A formerly foul and unpleasant character, the Grinch has reformed his ways. He still has a penchant for stealing presents, but these days he does it ethically: he only takes a present if no one cares about it anymore. He is the garbage collector of the Haskell Heap, and he plays a very important role in keeping the Haskell Heap small (and thus our memory usage low)—especially since functional programs generate a lot of garbage. We’re not a particularly eco-friendly bunch.
The Grinch also collects garbage in traditional imperative languages, since the process is fundamentally the same. (We describe copying collection using Cheney’s algorithm here.) The Grinch first asks us what objects in the heap we care about (the roots). He moves these over to a new heap (evacuation), which will contain objects that will be saved. Then he goes over the objects in the new heap one by one, making sure they don’t point to other objects on the old heap. If they do, he moves those presents over too (scavenging). Eventually, he’s checked all of the presents in the new heap, which means everything left-over is garbage, and he drags it away.
But there are differences between the Haskell Heap and a traditional heap.
A traditional heap is one in which all of the presents have been opened: there will only be unwrapped boxes and gift-cards, so the Grinch only needs to check what gifts the gift-cards refer to in order to decide what else to scavenge.
However, the Haskell Heap has unopened presents, and the ghosts that haunt these presents are also pretty touchy when it comes to presents they know about. So the Grinch has to consult with them and scavenge any presents they point to.

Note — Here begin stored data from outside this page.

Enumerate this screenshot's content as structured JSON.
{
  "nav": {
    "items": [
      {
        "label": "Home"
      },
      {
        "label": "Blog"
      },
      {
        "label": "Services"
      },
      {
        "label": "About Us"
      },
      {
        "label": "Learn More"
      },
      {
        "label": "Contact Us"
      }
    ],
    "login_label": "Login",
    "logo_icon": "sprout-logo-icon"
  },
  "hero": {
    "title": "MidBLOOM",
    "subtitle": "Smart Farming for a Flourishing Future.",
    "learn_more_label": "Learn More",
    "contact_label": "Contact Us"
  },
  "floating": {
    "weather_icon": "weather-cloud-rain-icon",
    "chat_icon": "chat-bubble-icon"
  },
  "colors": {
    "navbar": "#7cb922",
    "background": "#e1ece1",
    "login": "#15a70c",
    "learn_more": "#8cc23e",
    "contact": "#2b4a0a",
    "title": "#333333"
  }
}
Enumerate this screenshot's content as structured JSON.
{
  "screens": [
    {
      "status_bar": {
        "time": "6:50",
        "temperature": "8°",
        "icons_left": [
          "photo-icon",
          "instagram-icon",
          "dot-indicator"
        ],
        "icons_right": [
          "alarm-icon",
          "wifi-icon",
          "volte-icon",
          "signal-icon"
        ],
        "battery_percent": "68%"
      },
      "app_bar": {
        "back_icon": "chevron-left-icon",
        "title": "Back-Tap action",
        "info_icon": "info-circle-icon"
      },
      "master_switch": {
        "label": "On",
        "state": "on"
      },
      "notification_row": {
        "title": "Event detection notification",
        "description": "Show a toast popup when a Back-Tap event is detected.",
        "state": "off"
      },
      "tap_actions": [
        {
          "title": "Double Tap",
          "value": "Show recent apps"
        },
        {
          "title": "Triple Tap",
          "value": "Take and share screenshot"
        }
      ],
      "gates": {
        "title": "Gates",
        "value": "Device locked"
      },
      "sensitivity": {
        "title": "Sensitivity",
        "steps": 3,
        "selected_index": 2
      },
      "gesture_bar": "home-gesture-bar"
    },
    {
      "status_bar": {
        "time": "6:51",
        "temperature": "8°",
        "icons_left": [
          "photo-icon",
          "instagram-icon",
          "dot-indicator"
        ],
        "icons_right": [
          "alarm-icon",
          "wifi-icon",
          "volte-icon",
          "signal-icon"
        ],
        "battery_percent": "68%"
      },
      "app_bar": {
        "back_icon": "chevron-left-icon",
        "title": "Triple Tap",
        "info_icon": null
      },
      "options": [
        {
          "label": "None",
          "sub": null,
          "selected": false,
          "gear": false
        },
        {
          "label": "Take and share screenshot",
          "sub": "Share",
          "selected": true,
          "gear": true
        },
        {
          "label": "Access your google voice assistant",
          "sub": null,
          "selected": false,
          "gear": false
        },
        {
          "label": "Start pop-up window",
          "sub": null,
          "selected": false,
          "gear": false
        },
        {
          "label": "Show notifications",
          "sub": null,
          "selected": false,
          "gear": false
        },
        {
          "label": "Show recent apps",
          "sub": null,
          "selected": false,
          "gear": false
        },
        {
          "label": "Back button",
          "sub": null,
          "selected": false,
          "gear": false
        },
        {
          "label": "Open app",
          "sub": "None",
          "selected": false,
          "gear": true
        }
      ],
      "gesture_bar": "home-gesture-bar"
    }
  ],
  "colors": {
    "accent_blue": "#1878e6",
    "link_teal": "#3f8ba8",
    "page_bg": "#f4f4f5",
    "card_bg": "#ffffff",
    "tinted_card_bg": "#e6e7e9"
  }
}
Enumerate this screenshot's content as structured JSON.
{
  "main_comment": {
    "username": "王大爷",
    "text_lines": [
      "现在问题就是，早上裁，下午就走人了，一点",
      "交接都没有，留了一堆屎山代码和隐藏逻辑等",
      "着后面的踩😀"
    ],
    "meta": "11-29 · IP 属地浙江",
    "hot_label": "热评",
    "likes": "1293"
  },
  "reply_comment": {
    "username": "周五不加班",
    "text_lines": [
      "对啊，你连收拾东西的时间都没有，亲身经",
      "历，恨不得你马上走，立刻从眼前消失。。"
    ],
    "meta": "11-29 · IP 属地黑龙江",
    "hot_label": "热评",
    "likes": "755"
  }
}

How do presents become garbage? In both the Haskell Heap and a traditional heap, a present obviously becomes garbage if we tell the Grinch we don’t care about it anymore (the root set changes). Furthermore, if a gift-card is edited to point to a different present, the present it used to point to might also become unwanted (mutation). But what is distinctive about the Haskell Heap is this: after we open a present (evaluate a thunk), the ghost disappears into the ether, its job done. The Grinch may now be able to garbage collect the presents the ghost previously cared about.
Let’s review the life-cycle of a present on the Haskell Heap, in particular emphasizing the present’s relationship to other presents on the heap. (The phase names are actually used by GHC’s heap profiling.)
Suppose we want to minimize our memory usage by keeping the number of presents in our heap low. There are two ways to do this: we can reduce the number of presents we care about or we can reduce the number of presents we create. The former corresponds to making presents go dead, usually by opening a present and releasing any presents the now absent ghost cared about. The latter corresponds to avoiding function application, usually by not opening presents when unnecessary.
So, which one results in a smaller heap? It depends!
It is not true that only laziness causes space leaks on the heap. Excessive strictness can cause space leaks too. The key to fixing an identified space leak is figuring out which is the case. Nota bene: I’ve said a lot about space leaks, but I haven’t touched on a common space leak that plagues many people: space leaks on the stack. Stick around.
Last time: Functions produce the Haskell Heap
Next time: Bindings and CAFs on the Haskell Heap
Technical notes. The metaphor of the Grinch moving presents from one pile to another is only accurate if we assume copying garbage collections (GHC also has a compacting garbage collector, which operates differently), and some details (notably how the Grinch knows that a present has already been moved to the new heap, and how the Grinch keeps track of how far into the new heap he is) were skipped over. Additionally, the image of the Grinch “dragging off the garbage presents” is a little misleading: we just overwrite the old memory! Also, GHC doesn’t only have one heap: we have a generational garbage collector, which effectively means there are multiple heaps (and the Grinch visits the young heap more frequently than the old heaps.)
Presents and gift cards look exactly the same to a real garbage collector: a gift card is simply a pointer to a constructor info table and some pointer fields, whereas a present (thunk) is simply a pointer to the info table for the executable code and some fields for its closure variables. For Haskell, which treats data as code, they are one and the same. An implementation of anonymous functions in a language without them built-in might manually represent them as a data structure pointing to the static function code and extra space for its arguments. After all, evaluation of a lazy value is just a controlled form of mutation!